In the past eight years Undutu the Boy-King had grown into a strapping young man, a brash lion eager to prove himself by cutting down foes and winning glory. Two years ago his mother’s regency had come to an end as Undutu reached his seventeenth year. On that same day Khama’s position was elevated from Chief Advisor to Prime Vizier. Undutu had needed his advice more than ever as his mother’s fading health kept her from the throne room. The voices of generals and diplomats filled the young King’s ears constantly, but always he came back to Khama when making important decisions. Undutu had never known his father, a victim of the plague while Undutu was yet an infant, so he came to view Khama in a paternal light. Khama, too, saw the King as more than his liege. At times Undutu seemed more like Khama’s son than the fiercely independent Kuchka. The King of Mumbaza was often called Son of the Feathered Serpent, but only Khama knew the irony of that honorific.
Tuka and Bota were both well into their teenage years now, strong boys showing much promise. And little Isha, Khama’s only daughter, was twelve. All three spent most of their time with tutors, or in the company of other highborn children. Khama wished he knew them better, as well as he had come to know Undutu.
Undutu’s tutors had filled the young King’s head with stories from the Age of Heroes, legends from the Age of Walking Gods. The King’s martial instructors, General Tsoti chief among them, had honed his gift for swordplay, spearcraft, and war strategy to the point of obsession. This had begun well before Khama had come to court. For years now he had persuaded Undutu to avoid the call to war; the Sword King of Uurz made ceaseless overtures to the King on the Cliffs. Each year it had become more difficult to sway the young lion with the wisdom of peace. When the King of Yaskatha at last joined the Sword King’s crusade to conquer Khyrei, Undutu had gone deaf to Khama’s words. There would be war, and Khyrei would finally pay for its long list of crimes.

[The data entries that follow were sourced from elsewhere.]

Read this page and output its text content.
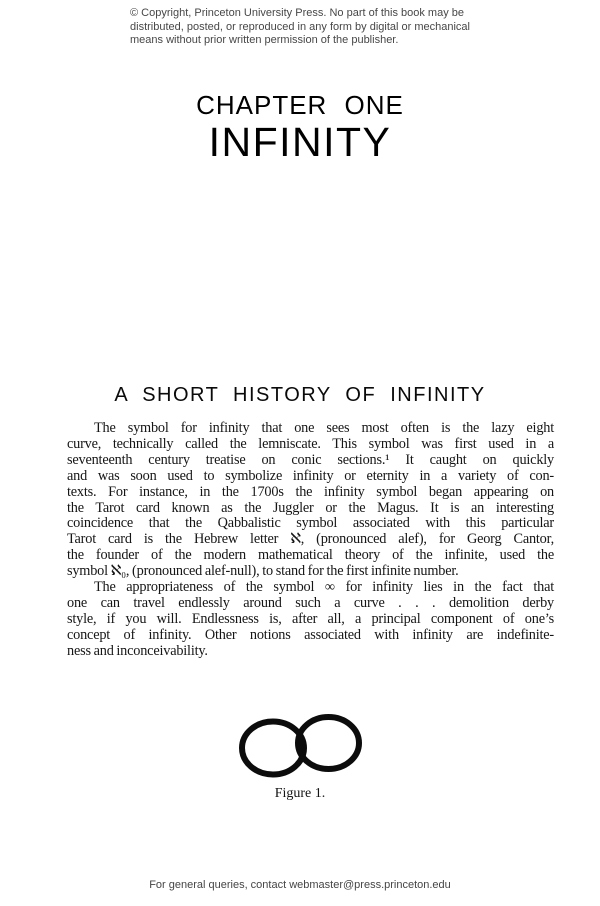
© Copyright, Princeton University Press. No part of this book may be
distributed, posted, or reproduced in any form by digital or mechanical
means without prior written permission of the publisher.
CHAPTER ONE
INFINITY
A SHORT HISTORY OF INFINITY
The symbol for infinity that one sees most often is the lazy eight
curve, technically called the lemniscate. This symbol was first used in a
seventeenth century treatise on conic sections.¹ It caught on quickly
and was soon used to symbolize infinity or eternity in a variety of con-
texts. For instance, in the 1700s the infinity symbol began appearing on
the Tarot card known as the Juggler or the Magus. It is an interesting
coincidence that the Qabbalistic symbol associated with this particular
Tarot card is the Hebrew letter ℵ, (pronounced alef), for Georg Cantor,
the founder of the modern mathematical theory of the infinite, used the
symbol ℵ₀, (pronounced alef-null), to stand for the first infinite number.
The appropriateness of the symbol ∞ for infinity lies in the fact that
one can travel endlessly around such a curve . . . demolition derby
style, if you will. Endlessness is, after all, a principal component of one’s
concept of infinity. Other notions associated with infinity are indefinite-
ness and inconceivability.
Figure 1.
For general queries, contact webmaster@press.princeton.edu
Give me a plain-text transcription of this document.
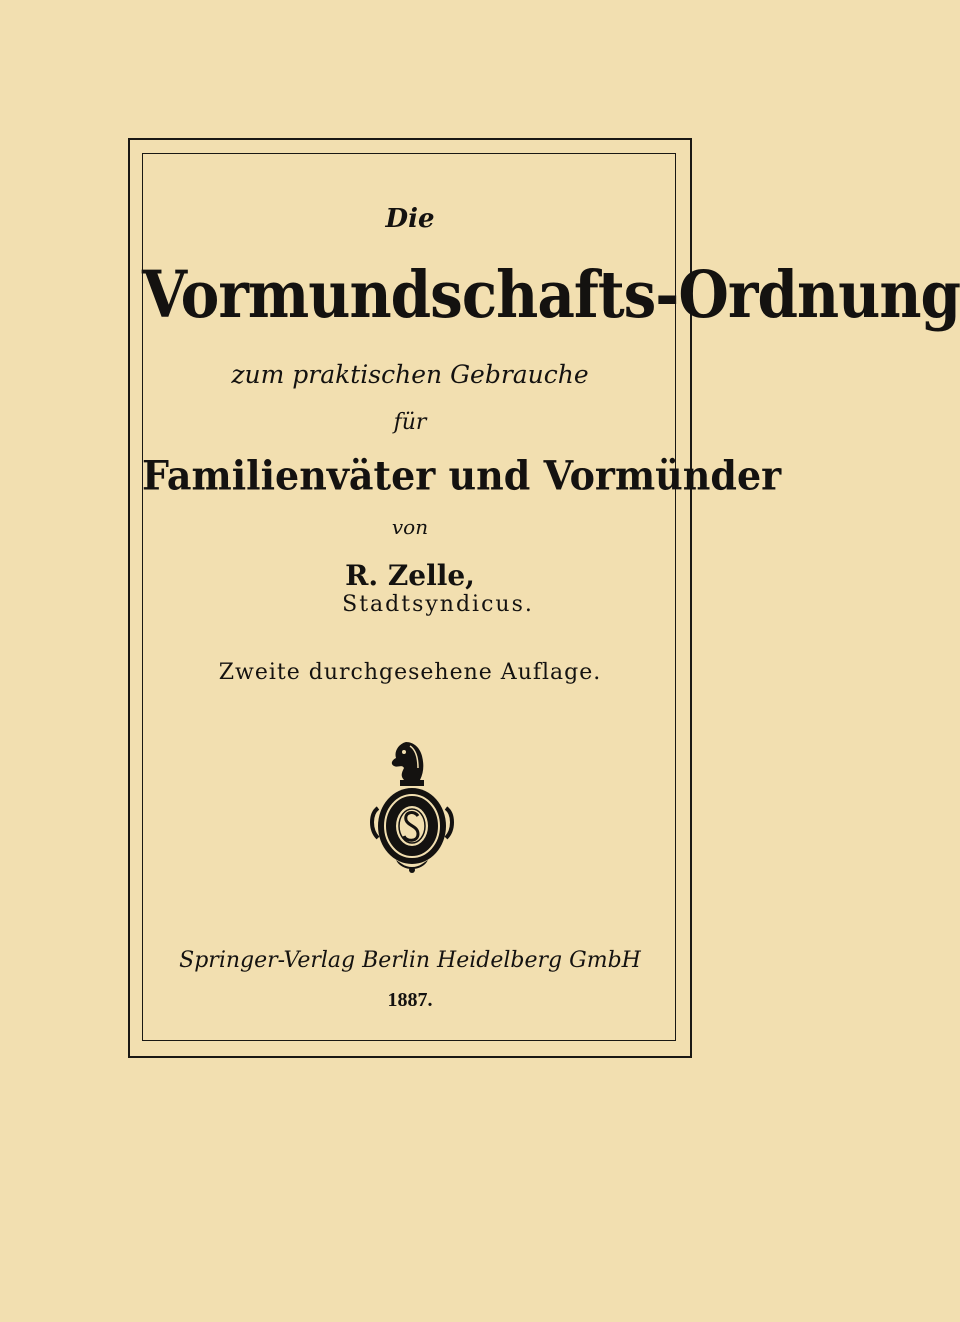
Die
Vormundschafts-Ordnung
zum praktischen Gebrauche
für
Familienväter und Vormünder
von
R. Zelle,
Stadtsyndicus.
Zweite durchgesehene Auflage.
Springer-Verlag Berlin Heidelberg GmbH
1887.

Yet the Slave King had arisen before the Legions of Uurz and Udurum had arrived. There was no longer any need to assault the black city, for Gammir the Reborn and Ianthe the Claw were vanquished at the hands of Sharadza Vodsdaughter and an army of vengeful slaves. Word of the aborted siege had reached Khama before the southern navies reached the shores of Khyrei. But Khama remained skeptical until Undutu’s flagship had docked at the Khyrein harbor; then he saw that Iardu the Shaper had been behind the entire affair.
Iardu had awakened Khama to the reality of his own past years ago. And now he had called together the Kings of the Five Cities and awakened them to the reality of what was to come. He showed them Zyung the God-King, Lord of the Living Empire, and his hordes of Manslayers. After three thousand years, Zyung’s mighty hand was finally reaching across the world. A great invasion was coming. It wasn’t until he saw Iardu’s vision that Khama realized how inevitable this war had become. Long ago Khama and Iardu had led their peoples to a land where the Living Empire had no foothold. Khama had fostered Mumbaza, a kingdom based on peace and freedom; he had worked hard to maintain its peace and advised every King of the Pearl City’s lineage. Yet all of it was about to end, unless the Hordes of Zyung were repelled.
Undutu would get his chance to be a hero.
The Son of the Feathered Serpent would not sit idle and await invasion. As any hero from the sagas would do, Undutu must sail his fleet to meet the invaders on the open sea, carry the fight to the aggressors. King D’zan agreed, despite the Shaper’s disapproval. Iardu’s manipulations had come to an end; he could no longer trick the assembled Kings into following his advice. So the fleets had sailed eastward, and Tong the Avenger had contributed his own navy to the armada. The Khyreins were only too glad to avoid persecution by pledging themselves to the Slave King and his allies. The two hundred black warships with their devil-head prows had been scourges of the Golden Sea when Ianthe and Gammir had ruled. Now they would serve well in the coming battle, if only as fodder for Zyung’s dreadnoughts.
This would not only be a battle of Men and metal, flesh and blood. A second battle would determine the true course of events. A battle of sorcery. Khama contemplated the immense sky-ships that carried Zyung’s legions and the flocks of flying lizards that supplemented their numbers. Soon he must begin to weave spells for his King and the double fleet. For now, he stood at the prow of the flagship and watched the fleets slicing through the waves.